Kitap benim için tam bir hayal kırıklığı... İlk 400 sayfayı sürünerek okudum ve neredeyse tamamlamadan iade ediyordum ancak ısrar üzerine kitaba bir gün daha süre tanıdım. Sonrasında her şey çok iyi gitmedi ama öncesine göre daha heyecanlıydı. İlk 400 sayfaya göre kitabın geri kalan kısmı çok daha heyecanlı geçti ve soluksuz bitti. Ancak bu kez de 'son'un hayal kırıklığını yaşadım. Hiç hayal ettiğim gibi değildi.
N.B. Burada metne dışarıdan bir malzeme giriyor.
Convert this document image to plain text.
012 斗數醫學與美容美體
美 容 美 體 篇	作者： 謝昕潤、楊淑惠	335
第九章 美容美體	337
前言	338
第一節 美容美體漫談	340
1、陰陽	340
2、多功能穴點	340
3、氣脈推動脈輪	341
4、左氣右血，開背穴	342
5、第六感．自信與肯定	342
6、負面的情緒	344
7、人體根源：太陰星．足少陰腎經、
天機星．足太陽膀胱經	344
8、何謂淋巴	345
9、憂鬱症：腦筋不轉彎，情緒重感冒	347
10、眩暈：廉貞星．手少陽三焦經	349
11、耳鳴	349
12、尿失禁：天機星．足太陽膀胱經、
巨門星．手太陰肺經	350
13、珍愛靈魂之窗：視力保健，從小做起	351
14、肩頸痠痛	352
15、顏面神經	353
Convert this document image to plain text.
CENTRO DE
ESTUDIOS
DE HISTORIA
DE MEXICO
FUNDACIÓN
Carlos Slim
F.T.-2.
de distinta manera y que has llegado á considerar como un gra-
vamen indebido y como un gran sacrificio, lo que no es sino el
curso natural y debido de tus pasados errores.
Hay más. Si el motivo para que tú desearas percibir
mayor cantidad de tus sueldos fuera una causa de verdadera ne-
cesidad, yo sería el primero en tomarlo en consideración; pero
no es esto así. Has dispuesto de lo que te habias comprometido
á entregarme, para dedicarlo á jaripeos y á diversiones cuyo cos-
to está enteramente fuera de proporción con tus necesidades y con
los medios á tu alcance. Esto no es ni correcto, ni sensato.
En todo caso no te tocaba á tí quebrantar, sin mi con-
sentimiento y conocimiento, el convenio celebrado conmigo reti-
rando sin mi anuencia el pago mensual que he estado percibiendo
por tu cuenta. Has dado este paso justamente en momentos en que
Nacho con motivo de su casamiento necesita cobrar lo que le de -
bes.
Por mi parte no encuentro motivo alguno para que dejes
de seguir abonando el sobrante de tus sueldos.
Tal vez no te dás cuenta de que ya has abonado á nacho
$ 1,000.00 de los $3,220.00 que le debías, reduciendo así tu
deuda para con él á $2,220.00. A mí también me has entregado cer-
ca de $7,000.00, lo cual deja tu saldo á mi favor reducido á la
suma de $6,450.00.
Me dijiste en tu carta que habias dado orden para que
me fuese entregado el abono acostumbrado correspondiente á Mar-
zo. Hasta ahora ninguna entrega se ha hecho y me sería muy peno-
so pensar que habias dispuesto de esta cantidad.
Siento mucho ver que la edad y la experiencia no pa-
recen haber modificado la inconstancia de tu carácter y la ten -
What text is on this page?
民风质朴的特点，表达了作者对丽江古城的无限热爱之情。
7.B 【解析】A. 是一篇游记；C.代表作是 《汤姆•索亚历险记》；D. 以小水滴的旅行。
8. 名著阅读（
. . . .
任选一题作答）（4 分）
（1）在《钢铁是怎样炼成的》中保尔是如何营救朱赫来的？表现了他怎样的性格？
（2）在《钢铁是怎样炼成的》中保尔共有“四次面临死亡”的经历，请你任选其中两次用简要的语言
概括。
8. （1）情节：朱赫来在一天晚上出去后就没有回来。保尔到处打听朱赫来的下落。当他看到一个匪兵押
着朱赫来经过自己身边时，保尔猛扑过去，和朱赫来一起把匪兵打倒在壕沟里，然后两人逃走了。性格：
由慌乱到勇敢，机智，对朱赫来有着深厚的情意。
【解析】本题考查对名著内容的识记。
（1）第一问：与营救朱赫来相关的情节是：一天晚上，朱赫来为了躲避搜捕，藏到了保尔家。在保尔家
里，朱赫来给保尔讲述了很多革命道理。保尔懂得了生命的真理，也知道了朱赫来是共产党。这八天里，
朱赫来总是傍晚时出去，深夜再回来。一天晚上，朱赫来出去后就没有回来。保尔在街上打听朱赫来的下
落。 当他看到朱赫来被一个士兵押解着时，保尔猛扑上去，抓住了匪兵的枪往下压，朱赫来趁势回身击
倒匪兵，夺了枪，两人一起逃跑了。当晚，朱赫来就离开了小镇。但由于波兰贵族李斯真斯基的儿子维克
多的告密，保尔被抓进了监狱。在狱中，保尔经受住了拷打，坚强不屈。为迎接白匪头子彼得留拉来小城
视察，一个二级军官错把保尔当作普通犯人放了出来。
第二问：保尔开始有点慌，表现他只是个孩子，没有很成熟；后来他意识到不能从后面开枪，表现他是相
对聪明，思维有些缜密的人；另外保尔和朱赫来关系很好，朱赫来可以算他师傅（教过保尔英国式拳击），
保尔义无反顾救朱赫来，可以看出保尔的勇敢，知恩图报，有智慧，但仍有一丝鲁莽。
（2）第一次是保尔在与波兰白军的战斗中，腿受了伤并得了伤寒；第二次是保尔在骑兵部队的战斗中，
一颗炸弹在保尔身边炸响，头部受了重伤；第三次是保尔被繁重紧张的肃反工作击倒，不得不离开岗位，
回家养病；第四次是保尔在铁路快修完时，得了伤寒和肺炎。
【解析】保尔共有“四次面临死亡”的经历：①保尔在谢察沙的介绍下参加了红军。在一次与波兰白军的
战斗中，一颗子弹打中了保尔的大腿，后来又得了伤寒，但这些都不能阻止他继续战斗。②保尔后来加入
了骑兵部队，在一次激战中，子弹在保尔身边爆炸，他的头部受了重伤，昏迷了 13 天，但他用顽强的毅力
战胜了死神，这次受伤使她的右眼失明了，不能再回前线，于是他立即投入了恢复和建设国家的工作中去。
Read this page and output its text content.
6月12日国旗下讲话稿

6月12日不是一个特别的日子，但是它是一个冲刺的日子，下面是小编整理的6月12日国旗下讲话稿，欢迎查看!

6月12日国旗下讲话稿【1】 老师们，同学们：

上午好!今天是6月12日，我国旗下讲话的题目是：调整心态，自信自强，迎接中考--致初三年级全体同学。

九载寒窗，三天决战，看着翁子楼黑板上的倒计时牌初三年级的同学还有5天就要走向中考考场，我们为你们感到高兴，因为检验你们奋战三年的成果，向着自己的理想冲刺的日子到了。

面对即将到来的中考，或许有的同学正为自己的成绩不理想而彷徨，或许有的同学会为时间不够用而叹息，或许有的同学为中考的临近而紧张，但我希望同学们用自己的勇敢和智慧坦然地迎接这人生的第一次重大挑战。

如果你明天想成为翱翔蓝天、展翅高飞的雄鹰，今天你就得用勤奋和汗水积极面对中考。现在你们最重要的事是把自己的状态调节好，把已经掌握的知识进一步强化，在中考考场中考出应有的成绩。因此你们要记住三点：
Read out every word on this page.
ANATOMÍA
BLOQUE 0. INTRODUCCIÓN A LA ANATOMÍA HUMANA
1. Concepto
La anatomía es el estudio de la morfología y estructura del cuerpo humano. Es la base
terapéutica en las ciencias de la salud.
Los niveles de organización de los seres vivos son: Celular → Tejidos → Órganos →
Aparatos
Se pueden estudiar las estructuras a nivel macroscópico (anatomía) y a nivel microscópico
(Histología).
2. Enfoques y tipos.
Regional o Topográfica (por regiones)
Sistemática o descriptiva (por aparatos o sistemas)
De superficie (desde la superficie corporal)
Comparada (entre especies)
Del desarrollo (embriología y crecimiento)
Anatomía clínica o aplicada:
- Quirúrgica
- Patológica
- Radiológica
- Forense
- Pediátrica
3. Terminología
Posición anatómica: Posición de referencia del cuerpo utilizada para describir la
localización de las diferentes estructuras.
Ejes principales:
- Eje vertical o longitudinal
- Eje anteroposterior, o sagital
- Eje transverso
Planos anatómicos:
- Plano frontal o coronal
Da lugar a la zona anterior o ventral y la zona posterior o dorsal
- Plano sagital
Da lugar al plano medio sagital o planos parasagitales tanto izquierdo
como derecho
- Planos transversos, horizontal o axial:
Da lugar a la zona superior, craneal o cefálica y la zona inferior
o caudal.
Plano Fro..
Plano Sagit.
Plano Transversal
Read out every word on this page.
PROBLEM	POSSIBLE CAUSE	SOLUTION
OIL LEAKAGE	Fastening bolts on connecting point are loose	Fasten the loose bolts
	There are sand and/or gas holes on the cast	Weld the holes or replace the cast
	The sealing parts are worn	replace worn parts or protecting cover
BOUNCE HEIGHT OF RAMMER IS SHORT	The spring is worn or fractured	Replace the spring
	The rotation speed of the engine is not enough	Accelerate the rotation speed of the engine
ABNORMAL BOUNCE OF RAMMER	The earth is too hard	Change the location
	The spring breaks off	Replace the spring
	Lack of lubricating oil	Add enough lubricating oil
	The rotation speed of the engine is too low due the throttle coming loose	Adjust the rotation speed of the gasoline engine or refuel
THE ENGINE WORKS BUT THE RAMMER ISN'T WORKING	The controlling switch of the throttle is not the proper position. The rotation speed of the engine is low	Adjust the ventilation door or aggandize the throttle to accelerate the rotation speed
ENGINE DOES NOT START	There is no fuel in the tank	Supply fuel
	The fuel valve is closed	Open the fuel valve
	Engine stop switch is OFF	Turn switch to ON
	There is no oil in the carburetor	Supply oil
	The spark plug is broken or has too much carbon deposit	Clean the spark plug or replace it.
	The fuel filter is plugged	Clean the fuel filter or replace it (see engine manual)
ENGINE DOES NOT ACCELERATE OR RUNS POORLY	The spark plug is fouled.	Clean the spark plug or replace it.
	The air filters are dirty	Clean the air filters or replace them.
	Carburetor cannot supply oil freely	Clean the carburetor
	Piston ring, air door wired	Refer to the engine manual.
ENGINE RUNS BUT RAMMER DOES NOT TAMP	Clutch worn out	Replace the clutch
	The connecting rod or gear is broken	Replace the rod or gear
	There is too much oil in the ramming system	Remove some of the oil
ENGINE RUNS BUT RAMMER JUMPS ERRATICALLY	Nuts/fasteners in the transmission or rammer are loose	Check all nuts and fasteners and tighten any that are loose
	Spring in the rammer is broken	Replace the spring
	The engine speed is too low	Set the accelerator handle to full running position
Tek umudum hikayenin bir kısmının İstanbul'da geçiyor oluşuydu ama o daha büyük hayal kırıklığı. İstanbul kitapta hak ettiği değeri bulamamış... O kadar güzel ve sanatsal olan şehrimiz açık bir şekilde geçiştirilmiş gibiydi. Açıkçası nankörlük ediyorsun diyenler olabilir ama yine de hoşuma gitmedi ve bunu bir okuyucu olarak dile getiriyorum. Bundan önceki Dan Brown romanlarını soluksuz okudum ve abartısız hepsini üç gün içinde bitirdim. Ama bu romanı okumak içimden gelmedi çünkü en başından beri benim için çok tahmin edilebilir oldu ve açıkçası o son şansı verdiğimden sonra bir ters köşe olmamış olsaydı bu kitabı bitiremezdim. Ayrıca kitaptaki betimlemeler çok anlaşılır değildi. Bu hata yazardan mı yoksa çevirmenden mi kaynaklanıyor bilemem lakin ben canlandırmakta güçlük çektim. Yine de emeği geçen herkesin ellerine sağlık.
evet, çok şükür ki öyle bir özelliği var. bu kitabı bitirmemi sağlayan özellik oldu :)
Dan Brown'ın özelliği zaten hep ters köşe yapması :))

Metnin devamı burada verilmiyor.